After my unsuccessful attempt to try out the (broken) Sony e-reader on display in my local Waterstones at the weekend* and observing the notice on it to the effect that you might as well not bother ordering one as they are backed up for the next decade or so with requests, I am moved to ask:

Is the Sony e-reader the new Wii Fit?

Although my question is made with the availability issue in my mind, I also wonder I have another subconscious agenda, to do with the relationship of these "tools" with the real world. You don't need an electronic device to read any more than you need an automated weighing machine hooked up to your TV to do exercise.

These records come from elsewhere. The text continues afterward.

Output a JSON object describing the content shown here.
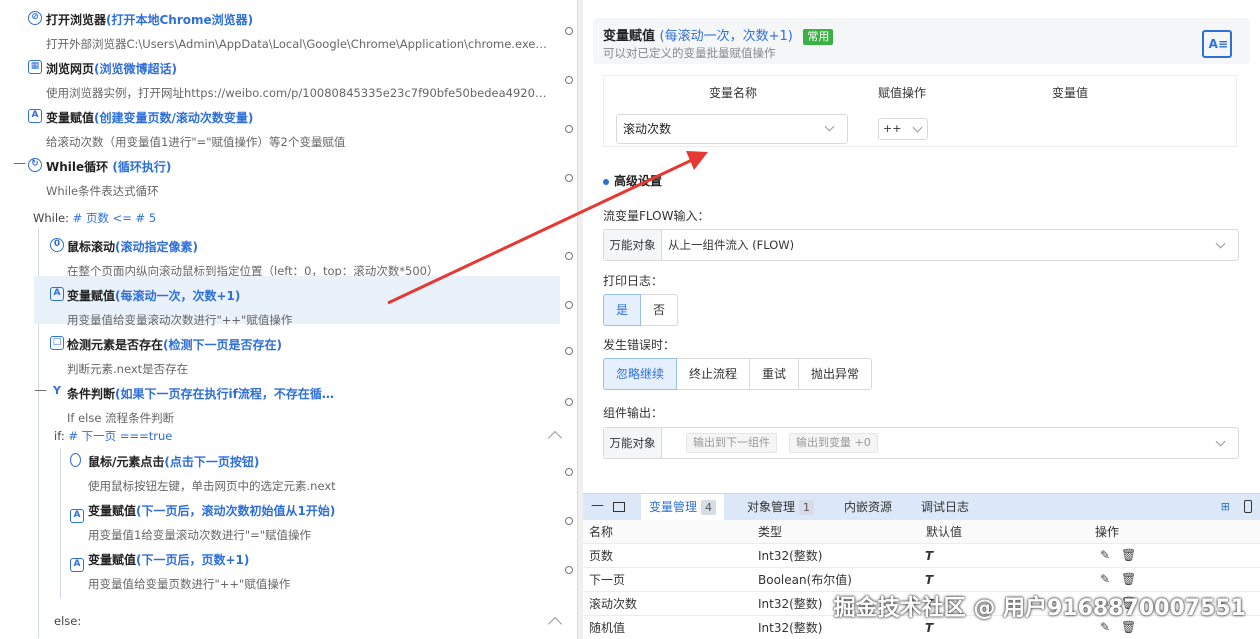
{
  "flow": {
    "steps": [
      {
        "title": "打开浏览器",
        "highlight": "(打开本地Chrome浏览器)",
        "desc": "打开外部浏览器C:\\Users\\Admin\\AppData\\Local\\Google\\Chrome\\Application\\chrome.exe，设…",
        "icon": "compass-icon"
      },
      {
        "title": "浏览网页",
        "highlight": "(浏览微博超话)",
        "desc": "使用浏览器实例，打开网址https://weibo.com/p/10080845335e23c7f90bfe50bedea4920a594…",
        "icon": "browser-window-icon"
      },
      {
        "title": "变量赋值",
        "highlight": "(创建变量页数/滚动次数变量)",
        "desc": "给滚动次数（用变量值1进行\"=\"赋值操作）等2个变量赋值",
        "icon": "variable-assign-icon"
      },
      {
        "title": "While循环",
        "highlight": "(循环执行)",
        "desc": "While条件表达式循环",
        "icon": "loop-icon"
      },
      {
        "title": "鼠标滚动",
        "highlight": "(滚动指定像素)",
        "desc": "在整个页面内纵向滚动鼠标到指定位置（left：0，top：滚动次数*500）",
        "icon": "mouse-scroll-icon"
      },
      {
        "title": "变量赋值",
        "highlight": "(每滚动一次，次数+1)",
        "desc": "用变量值给变量滚动次数进行\"++\"赋值操作",
        "icon": "variable-assign-icon"
      },
      {
        "title": "检测元素是否存在",
        "highlight": "(检测下一页是否存在)",
        "desc": "判断元素.next是否存在",
        "icon": "element-check-icon"
      },
      {
        "title": "条件判断",
        "highlight": "(如果下一页存在执行if流程，不存在循…",
        "desc": "If else 流程条件判断",
        "icon": "condition-icon"
      },
      {
        "title": "鼠标/元素点击",
        "highlight": "(点击下一页按钮)",
        "desc": "使用鼠标按钮左键，单击网页中的选定元素.next",
        "icon": "mouse-click-icon"
      },
      {
        "title": "变量赋值",
        "highlight": "(下一页后，滚动次数初始值从1开始)",
        "desc": "用变量值1给变量滚动次数进行\"=\"赋值操作",
        "icon": "variable-assign-icon"
      },
      {
        "title": "变量赋值",
        "highlight": "(下一页后，页数+1)",
        "desc": "用变量值给变量页数进行\"++\"赋值操作",
        "icon": "variable-assign-icon"
      }
    ],
    "while_label": "While:",
    "while_expr": "# 页数 <= # 5",
    "if_label": "if:",
    "if_expr": "# 下一页 ===true",
    "else_label": "else:"
  },
  "config": {
    "title": "变量赋值",
    "title_highlight": "(每滚动一次，次数+1)",
    "badge": "常用",
    "subtitle": "可以对已定义的变量批量赋值操作",
    "header_icon": "variable-assign-icon",
    "table": {
      "col_name": "变量名称",
      "col_op": "赋值操作",
      "col_value": "变量值",
      "row": {
        "name": "滚动次数",
        "op": "++"
      }
    },
    "advanced_title": "高级设置",
    "flow_input_label": "流变量FLOW输入：",
    "flow_prefix": "万能对象",
    "flow_value": "从上一组件流入 (FLOW)",
    "log_label": "打印日志：",
    "log_options": [
      "是",
      "否"
    ],
    "error_label": "发生错误时：",
    "error_options": [
      "忽略继续",
      "终止流程",
      "重试",
      "抛出异常"
    ],
    "output_label": "组件输出：",
    "output_prefix": "万能对象",
    "output_tags": [
      "输出到下一组件",
      "输出到变量 +0"
    ]
  },
  "bottom": {
    "tabs": [
      {
        "label": "变量管理",
        "count": "4"
      },
      {
        "label": "对象管理",
        "count": "1"
      },
      {
        "label": "内嵌资源",
        "count": ""
      },
      {
        "label": "调试日志",
        "count": ""
      }
    ],
    "columns": [
      "名称",
      "类型",
      "默认值",
      "操作"
    ],
    "rows": [
      {
        "name": "页数",
        "type": "Int32(整数)",
        "default": "T"
      },
      {
        "name": "下一页",
        "type": "Boolean(布尔值)",
        "default": "T"
      },
      {
        "name": "滚动次数",
        "type": "Int32(整数)",
        "default": "T"
      },
      {
        "name": "随机值",
        "type": "Int32(整数)",
        "default": "T"
      }
    ]
  },
  "watermark": "掘金技术社区 @ 用户9168870007551",
  "colors": {
    "accent": "#2f6fd8",
    "badge": "#3cb043",
    "arrow": "#e53935"
  }
}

Yes I know that there are lots of good uses of an e-reader in terms of storage capacity, baggage restrictions, sheer tonnage of printed books, sample chapters and so on. And I know that it might be more fun watching your Mii overtake Harry, Ron, Hermione, Voldemort and Dork's (don't ask) Miis than getting muddy on a lonely circuit of the local park. On the other hand, couldn't we have an accessible new technology that is so popular you can't buy it but also that does something you couldn't do before? Teleport you to work in the morning and back at night, for example?

And here is another question:

Is the "bag for life" the new plastic carrier bag?

I have lost count of the number of tasteful hessian bags I have generously been given in the past year or so. None of them has handles long enough to carry on a bike (with drop handlebars and no basket). What can I do with them all that is ecologically acceptable? At the moment they are all in a cupboard with hundreds of plastic carrier bags (which arrive in the house at a rate of knots despite my never using one when I go shopping, armed with my ancient canvas long-handled bag or a rucksack).

*Footnote: I have had a generous offer to try out a friend's Sony e-reader, by the way, so my curiosity will soon be satisfied. On the basis of the broken one in Waterstones, I suspect I shall continue to observe vicariously rather than to attempt to purchase and participate.